In some ways, the movie it most anticipates is Rob Reiner’s 1984 mockumentary This Is Spinal Tap. Although the latter is a parody, both films deftly mix narrative, interviews and performance footage to tell a story. But more importantly, ABBA: The Movie also uses its semi-fictional format to function as a promotional campaign for the band that was completed with the simultaneous release of ABBA: The Album.

This led the way not only for the great long-form music videos of the ’80s, like Michael Jackson’s “Thriller” (which was directed by another feature-film vet, John Landis) but also for the wave of promotional jukebox musicals that began in the late ’90s. The band’s initial foray into this arena was the 1994 Australian film Muriel’s Wedding, which is about a woman obsessed with ABBA and features a number of their songs on its soundtrack. This was followed in 1999 by the stage play Mama Mia! Written by Catherine Johnson, the work tells a traditional stage-musical story of romance lost and won and is scored exclusively with ABBA songs. It was also initially financed by one of the band members, Anni-Frid Lyngstad.

Watch the ‘Mama Mia’ Trailer

The play’s extraordinary success inspired a vast horde of theatrical and movie imitations, including shows about everyone from Fela Kuti to Alanis Morissette and seemingly everyone in between, not to mention a spate of biopics and musically oriented movies that have flooded theaters.
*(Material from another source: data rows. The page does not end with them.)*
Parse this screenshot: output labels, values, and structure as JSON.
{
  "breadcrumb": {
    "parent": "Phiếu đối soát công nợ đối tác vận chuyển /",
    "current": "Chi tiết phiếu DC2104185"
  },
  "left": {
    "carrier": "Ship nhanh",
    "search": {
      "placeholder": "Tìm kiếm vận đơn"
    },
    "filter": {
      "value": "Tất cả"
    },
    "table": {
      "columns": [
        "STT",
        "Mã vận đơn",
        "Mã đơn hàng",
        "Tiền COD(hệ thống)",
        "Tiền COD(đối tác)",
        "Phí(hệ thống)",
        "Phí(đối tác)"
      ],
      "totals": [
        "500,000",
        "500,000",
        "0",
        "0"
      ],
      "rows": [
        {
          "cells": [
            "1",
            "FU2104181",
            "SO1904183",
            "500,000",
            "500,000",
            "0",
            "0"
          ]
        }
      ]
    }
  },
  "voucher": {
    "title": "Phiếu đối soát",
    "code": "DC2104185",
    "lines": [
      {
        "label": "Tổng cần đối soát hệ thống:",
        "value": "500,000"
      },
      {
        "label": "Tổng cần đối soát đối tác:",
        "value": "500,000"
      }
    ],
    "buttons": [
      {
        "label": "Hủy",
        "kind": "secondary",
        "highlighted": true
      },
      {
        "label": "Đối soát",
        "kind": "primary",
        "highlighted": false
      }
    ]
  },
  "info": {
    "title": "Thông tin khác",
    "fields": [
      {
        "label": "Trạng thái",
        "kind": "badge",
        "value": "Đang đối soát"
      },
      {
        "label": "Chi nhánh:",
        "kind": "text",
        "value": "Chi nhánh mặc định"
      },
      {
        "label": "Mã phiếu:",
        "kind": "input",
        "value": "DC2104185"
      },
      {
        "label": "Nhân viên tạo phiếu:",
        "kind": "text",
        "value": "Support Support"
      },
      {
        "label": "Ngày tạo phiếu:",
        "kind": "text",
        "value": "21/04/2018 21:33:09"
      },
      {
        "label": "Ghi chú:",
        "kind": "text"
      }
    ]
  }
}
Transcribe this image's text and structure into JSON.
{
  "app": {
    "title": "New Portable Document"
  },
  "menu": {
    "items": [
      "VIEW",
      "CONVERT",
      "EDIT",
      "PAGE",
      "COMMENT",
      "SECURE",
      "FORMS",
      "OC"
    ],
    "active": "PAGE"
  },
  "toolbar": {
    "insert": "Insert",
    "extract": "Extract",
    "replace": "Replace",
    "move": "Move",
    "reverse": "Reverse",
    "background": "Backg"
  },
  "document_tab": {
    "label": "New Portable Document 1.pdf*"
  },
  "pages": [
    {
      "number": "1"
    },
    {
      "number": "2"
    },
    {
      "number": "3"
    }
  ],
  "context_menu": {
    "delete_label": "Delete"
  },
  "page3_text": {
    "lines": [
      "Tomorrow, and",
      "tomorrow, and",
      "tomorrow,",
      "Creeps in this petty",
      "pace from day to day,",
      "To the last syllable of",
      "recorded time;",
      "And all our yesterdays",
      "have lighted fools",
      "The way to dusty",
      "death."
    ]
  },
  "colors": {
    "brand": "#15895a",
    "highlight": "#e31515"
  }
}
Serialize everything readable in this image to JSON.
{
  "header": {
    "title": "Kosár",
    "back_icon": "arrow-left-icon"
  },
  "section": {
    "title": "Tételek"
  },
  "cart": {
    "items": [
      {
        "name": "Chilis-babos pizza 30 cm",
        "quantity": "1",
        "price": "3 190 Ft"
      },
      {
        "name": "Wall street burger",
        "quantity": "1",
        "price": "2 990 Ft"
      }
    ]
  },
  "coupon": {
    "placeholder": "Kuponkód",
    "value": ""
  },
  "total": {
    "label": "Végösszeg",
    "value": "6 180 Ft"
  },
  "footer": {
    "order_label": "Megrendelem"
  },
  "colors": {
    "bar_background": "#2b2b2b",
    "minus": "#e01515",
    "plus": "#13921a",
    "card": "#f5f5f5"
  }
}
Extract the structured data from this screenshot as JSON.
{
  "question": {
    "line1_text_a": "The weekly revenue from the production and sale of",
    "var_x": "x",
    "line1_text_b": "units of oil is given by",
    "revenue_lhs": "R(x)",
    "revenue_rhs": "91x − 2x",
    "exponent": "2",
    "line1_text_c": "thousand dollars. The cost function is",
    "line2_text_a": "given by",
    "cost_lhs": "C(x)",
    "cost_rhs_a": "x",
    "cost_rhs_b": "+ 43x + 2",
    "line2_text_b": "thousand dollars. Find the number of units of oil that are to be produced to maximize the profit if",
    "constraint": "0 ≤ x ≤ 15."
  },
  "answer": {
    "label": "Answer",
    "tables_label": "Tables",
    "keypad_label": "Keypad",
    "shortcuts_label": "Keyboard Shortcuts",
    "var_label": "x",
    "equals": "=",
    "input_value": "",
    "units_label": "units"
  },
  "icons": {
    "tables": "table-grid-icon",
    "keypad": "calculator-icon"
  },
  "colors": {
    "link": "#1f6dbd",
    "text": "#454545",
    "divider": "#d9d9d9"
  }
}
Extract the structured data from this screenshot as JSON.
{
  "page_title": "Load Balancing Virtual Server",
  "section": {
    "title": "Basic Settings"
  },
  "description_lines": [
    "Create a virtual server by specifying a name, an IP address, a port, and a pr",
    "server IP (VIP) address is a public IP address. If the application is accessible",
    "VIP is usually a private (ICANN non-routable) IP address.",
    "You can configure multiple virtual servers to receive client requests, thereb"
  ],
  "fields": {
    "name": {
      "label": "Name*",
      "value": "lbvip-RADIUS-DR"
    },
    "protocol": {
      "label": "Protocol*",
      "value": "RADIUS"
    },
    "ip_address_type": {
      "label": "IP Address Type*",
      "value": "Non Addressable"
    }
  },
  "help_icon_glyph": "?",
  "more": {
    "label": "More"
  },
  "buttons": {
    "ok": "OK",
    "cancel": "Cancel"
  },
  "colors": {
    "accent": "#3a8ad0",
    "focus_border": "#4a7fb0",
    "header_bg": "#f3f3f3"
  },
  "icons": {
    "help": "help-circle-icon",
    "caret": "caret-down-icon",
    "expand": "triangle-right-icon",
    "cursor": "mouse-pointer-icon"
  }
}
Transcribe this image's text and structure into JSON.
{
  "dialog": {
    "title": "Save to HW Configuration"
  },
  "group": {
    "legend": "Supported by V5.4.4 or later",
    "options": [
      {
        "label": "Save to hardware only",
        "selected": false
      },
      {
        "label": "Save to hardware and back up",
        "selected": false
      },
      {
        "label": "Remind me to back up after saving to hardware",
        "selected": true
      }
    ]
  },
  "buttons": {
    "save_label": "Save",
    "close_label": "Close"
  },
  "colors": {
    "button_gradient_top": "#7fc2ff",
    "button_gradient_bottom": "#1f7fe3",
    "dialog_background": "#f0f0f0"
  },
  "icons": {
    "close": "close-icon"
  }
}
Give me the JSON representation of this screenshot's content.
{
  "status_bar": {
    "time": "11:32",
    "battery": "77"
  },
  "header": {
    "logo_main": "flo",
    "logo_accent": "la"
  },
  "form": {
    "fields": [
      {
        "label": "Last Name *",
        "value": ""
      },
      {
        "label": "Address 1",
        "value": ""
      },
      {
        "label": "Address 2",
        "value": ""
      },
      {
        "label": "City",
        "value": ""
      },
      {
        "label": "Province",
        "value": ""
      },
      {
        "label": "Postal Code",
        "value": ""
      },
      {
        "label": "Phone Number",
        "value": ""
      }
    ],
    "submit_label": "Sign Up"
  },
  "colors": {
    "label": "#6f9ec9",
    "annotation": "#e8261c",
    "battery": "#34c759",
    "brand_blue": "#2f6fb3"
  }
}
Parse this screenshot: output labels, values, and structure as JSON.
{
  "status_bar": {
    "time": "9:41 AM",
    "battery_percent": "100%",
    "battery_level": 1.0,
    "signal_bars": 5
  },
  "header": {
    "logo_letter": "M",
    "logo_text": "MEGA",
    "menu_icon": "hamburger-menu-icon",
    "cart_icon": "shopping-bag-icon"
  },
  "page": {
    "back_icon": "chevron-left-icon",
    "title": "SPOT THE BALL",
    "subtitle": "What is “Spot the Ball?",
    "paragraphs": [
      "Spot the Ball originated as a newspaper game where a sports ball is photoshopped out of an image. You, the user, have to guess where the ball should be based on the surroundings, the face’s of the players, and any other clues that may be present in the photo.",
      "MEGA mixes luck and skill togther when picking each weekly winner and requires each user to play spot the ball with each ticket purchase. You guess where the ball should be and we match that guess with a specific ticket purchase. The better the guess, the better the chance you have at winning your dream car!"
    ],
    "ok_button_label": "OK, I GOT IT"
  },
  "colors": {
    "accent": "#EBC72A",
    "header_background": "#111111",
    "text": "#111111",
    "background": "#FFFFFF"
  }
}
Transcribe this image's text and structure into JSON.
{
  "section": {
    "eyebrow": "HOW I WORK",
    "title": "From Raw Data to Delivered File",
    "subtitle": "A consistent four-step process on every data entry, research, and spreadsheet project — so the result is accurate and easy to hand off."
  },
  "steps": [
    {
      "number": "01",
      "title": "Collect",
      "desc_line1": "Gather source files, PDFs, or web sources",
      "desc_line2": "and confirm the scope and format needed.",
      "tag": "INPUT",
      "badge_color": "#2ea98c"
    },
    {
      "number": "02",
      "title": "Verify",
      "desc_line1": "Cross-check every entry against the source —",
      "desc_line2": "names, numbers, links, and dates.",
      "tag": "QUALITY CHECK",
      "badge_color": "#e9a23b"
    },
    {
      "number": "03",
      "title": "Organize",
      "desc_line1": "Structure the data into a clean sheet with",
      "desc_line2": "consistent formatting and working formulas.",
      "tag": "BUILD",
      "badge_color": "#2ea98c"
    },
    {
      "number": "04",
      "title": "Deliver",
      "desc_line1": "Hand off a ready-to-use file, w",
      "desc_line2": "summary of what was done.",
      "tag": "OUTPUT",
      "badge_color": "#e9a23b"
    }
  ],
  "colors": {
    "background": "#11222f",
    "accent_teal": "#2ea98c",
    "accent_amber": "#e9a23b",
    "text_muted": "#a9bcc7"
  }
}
All of this is indebted to Mama Mia, which is in turn indebted to the band’s habit of combining their music with visuals at every opportunity. This is not to say that ABBA invented the idea of combining music and video and weaving a story into it. Instead, they just did exactly what they did everywhere in their career: found slick, glossy ways to get their material out there, with such skill that it became an indelible and much-copied element of our world.